Use ind = visset.pop() instead, that's optimized for repeated removal of arbitrary elements. Or you could use a collections.OrderedDict instead of your set. Thanks to its additional linked list, it's fast for your style of find-one-and-remove-it.

Here is an alternate approach you might consider as well.

Building on the fact that we can test if a prior number and next number is in the list, we can build and keep track of runs of items.

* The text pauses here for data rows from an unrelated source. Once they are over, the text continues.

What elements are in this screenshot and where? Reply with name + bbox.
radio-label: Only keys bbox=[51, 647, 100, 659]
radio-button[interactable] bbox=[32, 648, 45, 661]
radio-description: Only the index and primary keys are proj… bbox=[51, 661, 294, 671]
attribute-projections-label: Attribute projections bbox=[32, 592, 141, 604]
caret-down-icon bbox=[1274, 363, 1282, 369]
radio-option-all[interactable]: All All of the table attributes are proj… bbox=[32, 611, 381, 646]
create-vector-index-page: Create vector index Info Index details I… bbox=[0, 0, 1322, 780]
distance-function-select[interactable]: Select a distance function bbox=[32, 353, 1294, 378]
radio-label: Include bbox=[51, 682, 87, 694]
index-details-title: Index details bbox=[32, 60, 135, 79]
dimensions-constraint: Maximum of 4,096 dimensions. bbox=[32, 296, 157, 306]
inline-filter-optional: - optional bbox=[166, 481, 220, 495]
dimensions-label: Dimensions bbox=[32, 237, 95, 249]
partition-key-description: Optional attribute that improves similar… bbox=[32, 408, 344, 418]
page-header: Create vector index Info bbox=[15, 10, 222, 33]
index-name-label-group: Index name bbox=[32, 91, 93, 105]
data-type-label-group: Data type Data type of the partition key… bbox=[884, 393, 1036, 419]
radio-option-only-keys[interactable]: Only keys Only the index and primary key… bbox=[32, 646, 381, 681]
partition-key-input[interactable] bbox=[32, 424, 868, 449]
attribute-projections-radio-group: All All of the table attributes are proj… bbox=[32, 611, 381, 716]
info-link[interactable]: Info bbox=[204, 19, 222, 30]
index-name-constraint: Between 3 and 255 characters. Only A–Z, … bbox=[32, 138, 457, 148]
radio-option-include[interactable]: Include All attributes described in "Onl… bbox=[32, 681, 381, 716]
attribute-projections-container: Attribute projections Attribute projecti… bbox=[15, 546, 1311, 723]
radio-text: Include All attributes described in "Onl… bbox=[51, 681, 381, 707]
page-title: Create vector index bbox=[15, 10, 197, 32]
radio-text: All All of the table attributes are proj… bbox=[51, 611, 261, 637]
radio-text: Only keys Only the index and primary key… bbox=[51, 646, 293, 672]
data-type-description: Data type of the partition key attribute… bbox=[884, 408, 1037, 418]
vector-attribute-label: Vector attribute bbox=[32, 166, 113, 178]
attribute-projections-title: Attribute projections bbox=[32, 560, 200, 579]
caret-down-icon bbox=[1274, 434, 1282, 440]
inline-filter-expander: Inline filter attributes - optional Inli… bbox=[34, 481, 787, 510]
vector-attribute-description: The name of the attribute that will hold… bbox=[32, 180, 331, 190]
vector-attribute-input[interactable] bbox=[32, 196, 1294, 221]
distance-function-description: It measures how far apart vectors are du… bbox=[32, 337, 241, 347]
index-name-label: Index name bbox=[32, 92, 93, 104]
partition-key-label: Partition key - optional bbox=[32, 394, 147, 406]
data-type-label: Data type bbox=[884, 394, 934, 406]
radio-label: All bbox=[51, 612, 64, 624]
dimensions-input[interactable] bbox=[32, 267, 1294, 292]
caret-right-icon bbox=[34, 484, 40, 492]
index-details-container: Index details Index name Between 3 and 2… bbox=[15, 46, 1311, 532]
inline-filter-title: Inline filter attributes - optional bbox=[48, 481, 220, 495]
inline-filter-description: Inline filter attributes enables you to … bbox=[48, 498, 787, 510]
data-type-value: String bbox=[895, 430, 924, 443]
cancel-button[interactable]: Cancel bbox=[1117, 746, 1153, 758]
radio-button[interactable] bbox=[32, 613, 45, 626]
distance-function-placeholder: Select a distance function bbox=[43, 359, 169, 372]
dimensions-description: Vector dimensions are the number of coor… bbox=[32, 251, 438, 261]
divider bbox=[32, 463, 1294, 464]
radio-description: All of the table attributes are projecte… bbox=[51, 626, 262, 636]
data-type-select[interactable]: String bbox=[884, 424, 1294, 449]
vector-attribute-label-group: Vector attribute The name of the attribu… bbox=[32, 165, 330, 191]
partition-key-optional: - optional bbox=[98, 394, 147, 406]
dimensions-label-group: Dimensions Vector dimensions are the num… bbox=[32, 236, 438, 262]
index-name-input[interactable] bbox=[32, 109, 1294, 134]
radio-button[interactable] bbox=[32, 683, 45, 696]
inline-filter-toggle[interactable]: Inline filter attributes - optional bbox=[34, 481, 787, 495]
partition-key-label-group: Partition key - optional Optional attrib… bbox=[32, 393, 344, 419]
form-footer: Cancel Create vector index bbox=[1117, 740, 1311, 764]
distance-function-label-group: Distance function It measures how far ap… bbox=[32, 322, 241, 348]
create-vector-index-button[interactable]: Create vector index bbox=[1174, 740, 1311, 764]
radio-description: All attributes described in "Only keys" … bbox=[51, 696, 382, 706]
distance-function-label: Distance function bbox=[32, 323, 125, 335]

def longest_consecutive(numbers):
    numbers = set(numbers)
    best_length = 0
    best_start = -1

    for number in numbers:
        ## ----------------
        ## this run is already/will be accounted for by some real 'start'
        ## ----------------
        if number - 1 in numbers:
            continue
        ## ----------------

        ## ----------------
        ## find consecutive numbers
        ## ----------------
        i = number
        while i in numbers:
            i += 1
        ## ----------------

        ## ----------------
        ## record the streak if better than what we have seen
        ## ----------------
        if i - number > best_length:
            best_length = i - number
            best_start = number
        ## ----------------

    return list(range(best_start, best_start + best_length))

based on timeit this will do lists of a million random integers in about a 1/4 of a second.